Artış hızında yavaşlama olduğu gelişmeleriyle ülkeler sıkı kurallarını yumuşatmaya koyulmuştu. Salgının şiddeti oldukça yüksekken geçtiğimiz ay kademeli gevşetmeye hazırlanan İngiltere, bir an evvel ekonomisini toparlamak için oldukça istekliydi.
Salgın nedeniyle 23 Mart’tan bu yana sıkı kuralların uygulandığı ülkede bu durum ekonomiyi öylesine etkilemişti ki 2. Dünya Savaşı’ndan bu yana en ciddi yıllık açık öngörüldü. Ülke ekonomik iyileşme sonrasını dahi planlamışken, korkulan gelişme yaşandı.

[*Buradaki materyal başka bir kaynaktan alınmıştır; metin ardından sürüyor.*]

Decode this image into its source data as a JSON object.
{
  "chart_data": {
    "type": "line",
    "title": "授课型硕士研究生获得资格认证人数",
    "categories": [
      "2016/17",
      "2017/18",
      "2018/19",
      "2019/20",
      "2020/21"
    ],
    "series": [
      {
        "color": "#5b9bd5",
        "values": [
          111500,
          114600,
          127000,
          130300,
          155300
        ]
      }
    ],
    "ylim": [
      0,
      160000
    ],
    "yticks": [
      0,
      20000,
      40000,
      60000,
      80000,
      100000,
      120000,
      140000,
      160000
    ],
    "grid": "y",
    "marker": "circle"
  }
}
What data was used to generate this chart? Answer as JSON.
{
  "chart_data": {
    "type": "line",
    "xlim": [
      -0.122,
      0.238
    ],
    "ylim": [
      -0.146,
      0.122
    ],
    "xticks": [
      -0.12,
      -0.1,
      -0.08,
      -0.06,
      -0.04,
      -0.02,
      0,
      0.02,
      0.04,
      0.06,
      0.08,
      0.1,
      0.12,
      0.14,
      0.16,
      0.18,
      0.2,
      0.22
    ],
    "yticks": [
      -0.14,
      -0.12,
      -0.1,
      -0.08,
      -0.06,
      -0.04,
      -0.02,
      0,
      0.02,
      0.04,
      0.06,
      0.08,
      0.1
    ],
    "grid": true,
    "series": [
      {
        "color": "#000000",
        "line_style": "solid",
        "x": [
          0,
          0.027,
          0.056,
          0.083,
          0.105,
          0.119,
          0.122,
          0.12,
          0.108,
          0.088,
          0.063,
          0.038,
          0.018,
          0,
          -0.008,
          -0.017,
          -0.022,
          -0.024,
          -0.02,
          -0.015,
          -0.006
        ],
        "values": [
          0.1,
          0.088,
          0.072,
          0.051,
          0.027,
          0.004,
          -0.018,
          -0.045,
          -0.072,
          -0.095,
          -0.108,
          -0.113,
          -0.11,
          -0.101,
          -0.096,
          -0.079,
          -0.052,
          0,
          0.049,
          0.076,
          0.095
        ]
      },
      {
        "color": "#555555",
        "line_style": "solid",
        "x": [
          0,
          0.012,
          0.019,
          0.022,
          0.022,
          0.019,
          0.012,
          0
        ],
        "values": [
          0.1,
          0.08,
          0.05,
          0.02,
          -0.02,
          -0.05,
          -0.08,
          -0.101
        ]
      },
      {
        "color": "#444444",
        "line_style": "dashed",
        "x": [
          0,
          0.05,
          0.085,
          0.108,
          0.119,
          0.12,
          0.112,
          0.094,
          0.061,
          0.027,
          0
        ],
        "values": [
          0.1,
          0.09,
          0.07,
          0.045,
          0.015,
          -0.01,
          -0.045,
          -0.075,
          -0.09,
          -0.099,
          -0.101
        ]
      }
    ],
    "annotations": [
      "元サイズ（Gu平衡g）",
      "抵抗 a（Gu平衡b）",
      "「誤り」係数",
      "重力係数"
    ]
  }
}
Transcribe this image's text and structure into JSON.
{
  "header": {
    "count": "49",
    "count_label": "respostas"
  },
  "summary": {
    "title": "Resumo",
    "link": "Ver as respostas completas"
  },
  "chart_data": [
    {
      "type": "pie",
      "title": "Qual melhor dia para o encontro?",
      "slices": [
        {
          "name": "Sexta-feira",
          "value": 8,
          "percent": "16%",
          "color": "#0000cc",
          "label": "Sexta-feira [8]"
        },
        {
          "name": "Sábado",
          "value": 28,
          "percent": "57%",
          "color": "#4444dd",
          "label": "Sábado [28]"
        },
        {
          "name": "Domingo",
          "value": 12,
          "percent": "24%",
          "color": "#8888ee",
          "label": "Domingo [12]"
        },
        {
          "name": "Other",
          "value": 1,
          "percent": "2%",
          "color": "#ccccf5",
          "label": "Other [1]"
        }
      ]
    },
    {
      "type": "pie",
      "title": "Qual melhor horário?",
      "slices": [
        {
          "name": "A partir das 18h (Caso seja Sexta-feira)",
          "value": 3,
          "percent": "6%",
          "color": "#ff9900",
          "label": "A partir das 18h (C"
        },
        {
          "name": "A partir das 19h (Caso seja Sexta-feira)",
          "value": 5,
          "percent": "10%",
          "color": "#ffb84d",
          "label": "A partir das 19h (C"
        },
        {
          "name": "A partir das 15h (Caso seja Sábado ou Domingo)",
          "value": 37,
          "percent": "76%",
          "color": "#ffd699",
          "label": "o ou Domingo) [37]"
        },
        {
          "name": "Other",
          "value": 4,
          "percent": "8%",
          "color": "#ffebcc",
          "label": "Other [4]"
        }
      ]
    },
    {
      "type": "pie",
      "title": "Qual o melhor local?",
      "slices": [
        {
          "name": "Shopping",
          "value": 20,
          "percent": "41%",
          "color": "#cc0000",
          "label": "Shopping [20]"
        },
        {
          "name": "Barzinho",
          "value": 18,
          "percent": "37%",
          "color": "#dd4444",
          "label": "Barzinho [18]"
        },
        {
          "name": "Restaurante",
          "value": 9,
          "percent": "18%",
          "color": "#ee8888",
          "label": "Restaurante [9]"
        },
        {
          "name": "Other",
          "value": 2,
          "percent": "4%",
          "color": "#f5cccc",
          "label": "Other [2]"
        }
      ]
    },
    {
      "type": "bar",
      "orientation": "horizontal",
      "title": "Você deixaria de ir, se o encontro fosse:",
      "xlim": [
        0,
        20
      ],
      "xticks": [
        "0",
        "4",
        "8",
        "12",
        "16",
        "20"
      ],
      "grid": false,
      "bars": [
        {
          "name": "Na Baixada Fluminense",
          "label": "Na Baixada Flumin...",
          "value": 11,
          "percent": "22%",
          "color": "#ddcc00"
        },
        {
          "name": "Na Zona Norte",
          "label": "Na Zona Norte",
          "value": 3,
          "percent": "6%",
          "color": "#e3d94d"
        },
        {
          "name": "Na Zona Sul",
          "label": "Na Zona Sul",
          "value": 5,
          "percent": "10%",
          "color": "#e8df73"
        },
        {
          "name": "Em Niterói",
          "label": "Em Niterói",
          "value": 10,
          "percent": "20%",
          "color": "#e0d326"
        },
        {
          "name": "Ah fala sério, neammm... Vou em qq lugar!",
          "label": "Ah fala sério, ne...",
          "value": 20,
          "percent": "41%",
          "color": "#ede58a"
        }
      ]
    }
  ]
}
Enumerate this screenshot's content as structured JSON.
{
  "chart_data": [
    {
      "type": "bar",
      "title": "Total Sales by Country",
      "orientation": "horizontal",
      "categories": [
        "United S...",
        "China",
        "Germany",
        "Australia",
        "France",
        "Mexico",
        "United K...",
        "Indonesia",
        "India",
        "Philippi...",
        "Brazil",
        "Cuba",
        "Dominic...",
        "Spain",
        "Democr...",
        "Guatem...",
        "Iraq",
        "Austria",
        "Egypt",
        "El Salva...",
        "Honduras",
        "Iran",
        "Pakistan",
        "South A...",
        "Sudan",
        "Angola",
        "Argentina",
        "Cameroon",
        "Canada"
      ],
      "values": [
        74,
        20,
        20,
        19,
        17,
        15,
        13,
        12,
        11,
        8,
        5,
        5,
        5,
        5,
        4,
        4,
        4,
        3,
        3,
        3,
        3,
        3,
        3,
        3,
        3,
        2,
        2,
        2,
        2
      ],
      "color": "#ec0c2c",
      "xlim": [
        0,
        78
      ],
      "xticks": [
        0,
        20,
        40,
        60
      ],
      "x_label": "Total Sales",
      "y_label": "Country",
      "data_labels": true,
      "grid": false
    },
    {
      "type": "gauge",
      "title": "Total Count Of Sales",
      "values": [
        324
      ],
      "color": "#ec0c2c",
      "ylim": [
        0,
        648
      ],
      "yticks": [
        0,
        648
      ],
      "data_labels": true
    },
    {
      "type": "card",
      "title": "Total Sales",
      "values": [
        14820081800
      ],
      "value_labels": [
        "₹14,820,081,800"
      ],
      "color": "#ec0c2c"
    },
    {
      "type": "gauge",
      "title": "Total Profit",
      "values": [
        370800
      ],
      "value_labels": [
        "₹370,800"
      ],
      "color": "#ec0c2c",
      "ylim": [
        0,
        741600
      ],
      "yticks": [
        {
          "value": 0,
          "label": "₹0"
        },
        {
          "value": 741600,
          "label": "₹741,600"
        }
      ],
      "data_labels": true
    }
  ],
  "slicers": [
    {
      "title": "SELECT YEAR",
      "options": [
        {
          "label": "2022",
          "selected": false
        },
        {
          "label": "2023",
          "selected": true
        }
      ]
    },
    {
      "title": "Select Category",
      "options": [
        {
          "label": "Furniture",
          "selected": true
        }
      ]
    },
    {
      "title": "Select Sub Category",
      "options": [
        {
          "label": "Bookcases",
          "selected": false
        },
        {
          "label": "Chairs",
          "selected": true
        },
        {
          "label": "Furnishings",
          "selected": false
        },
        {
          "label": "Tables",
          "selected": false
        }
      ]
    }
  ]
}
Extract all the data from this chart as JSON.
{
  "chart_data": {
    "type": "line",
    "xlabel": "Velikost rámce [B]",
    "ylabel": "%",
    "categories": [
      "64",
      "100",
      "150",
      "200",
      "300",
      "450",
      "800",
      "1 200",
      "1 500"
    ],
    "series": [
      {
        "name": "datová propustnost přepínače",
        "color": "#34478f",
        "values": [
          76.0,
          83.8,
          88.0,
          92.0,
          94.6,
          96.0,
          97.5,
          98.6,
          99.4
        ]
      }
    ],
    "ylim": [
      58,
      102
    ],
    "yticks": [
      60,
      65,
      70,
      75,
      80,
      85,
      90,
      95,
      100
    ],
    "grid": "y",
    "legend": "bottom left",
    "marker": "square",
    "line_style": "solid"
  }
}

İngiliz Hükümeti’nden Pazar Günü Normalleşme Planları Beklenirken, Enfeksiyon Oranları Yükseldi

Son verilere göre ülkede 30 bin 600’ün üzerinde vatandaş hayatını kaybetti. Pazar günü Başbakan Boris Johnson hükümetinin “yeni normal hayatı” açıklaması bekleniyordı.
Sıkı karantina kurallarını kademeli olarak yumuşatmaya yönelen ülke, detayları beklenen normalleşme planından biraz daha uzak kalacak olabilir. Zira salgının seyri yeniden açılma kurallarının en etkili belirleyicisi olacak.
Bazı küçük işletmelerin açılması beklenen İngiltere’de pek çok kuralın şimdilik Haziran’a kadar geçerli olacağı biliniyor. Johnson ise vatandaşları ikinci dalga riskine yönelik uyarıyor;
We cannot risk a second peak of this disease.
We must keep going. #StayHomeSaveLives pic.twitter.com/msMcCqQ44n
— Boris Johnson #StayHomeSaveLives (@BorisJohnson) May 7, 2020
Hükümetin Pazar günü vatandaşlara duyuracağı kararda etkili olması beklenen salgının son durumu, şuan için izlenecek en önemli gösterge olarak öne çıkıyor.
Öte yandan İngiltere’de özellikle bakım evlerinde artan enfekte hasta sayısı, artışı tetikleyen en büyük etken oldu. Bunu gören hükümetin yeniden açılmalara temkinli yaklaşacağı öngörülüyor.
Daha önce görülmemiş bir biçimde daralma yaşayacağı söylenen ülkede hemen her sektör kötüye gidiyor. Zorunlu kapanmaya giden pek çok işletme de çareyi yeniden açılarak tolere etmede buluyor. Fakat son duruma bakılırsa ülkedeki sağlık durumunun buna kolay kolay müsaade etmeyeceği görülüyor.